Ale najczesciej tworcy serialu czy filmu wciskaja LGBT/murzynow pomimo ze to bez sensu. Statystycznie LGBT jest <5% w USA, murzynow kolo 13% w usa, a w serialu to nawet nie pokrywa sie ze statystyka. Wiec zastepuja normalnych aktorow wcisnietymi dla promowania LGBT i psuja jakosc serialu, bo nie wygrywa jakos a propaganda ideologiczna.
@NewBlueSky: @I_am_the_liquor: Warto dodać że absolutnie nikt nie ma problemu z murzynami. Problem jest że oni z bycia czarnoskórym robią ceche jak kolor oczu czy włosów. Wszyscy są biali i jeb, królowa krasnoludów czarna. To jest tak głupie że nie trzeba być prawiekiem, a po prostu kimś z IQ 50 kto nie potrafi zapomnieć że pochodzenie etniczne ma związek z pochodzeniem etnicznym a nie czy urodziłeś się rudy czy blond.
@NewBlueSky: Jakość serialu czy filmu opiera się na fabule, aktorstwie i efektach, a nie opisie postaci która jest homo lub hetero czy grana jest przez białego, żółtego czy czarnego aktora. Jak ci przeszkadza nadmiar czarnych aktorów czy to że są postaci homo to masz problem sam ze sobą.
@I_am_the_liquor: no wlasnie. A jesli fabula jest zmieniana aby wcisnac tam element lgbt to mamy klape, jesli aktorzy sa wsadzani aby kolor skory sie zgadzal to mamy problem.

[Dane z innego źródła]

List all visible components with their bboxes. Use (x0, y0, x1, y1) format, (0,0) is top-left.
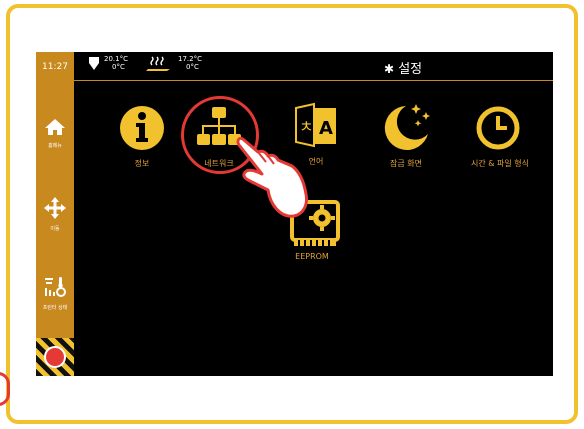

Nie przeszkadza mi nadmiar danego koloru skóry, przeszkadza mi ze slabi aktorzy dostaja angaz tylko za kolor skóry czy orientacje.

Jesli myslisz inaczej to jestes rasista, tylko obiektywne myslenie i optymalizacj ma sens.
@I_am_the_liquor: Te same oceny ludzi, które rottentomatoes zmanipulowało dla Rise of the Skywalker? Czy też usuwanie negatywnych ocen, żeby podbić ogólne oceny produkcji na IMBD?

Prawda jest taka, że w dziejszym korporacyjnym szambie nie ma czegoś takiego jak rzetelna ocena serialu przez niezależne serwisy. Wszystko da się kupić więc uważam, że używanie ocen czy to krytyków czy to społeczności jako wyznacznika czegokolwiek nie ma sensu w dyskusji o jakości danej produkcji.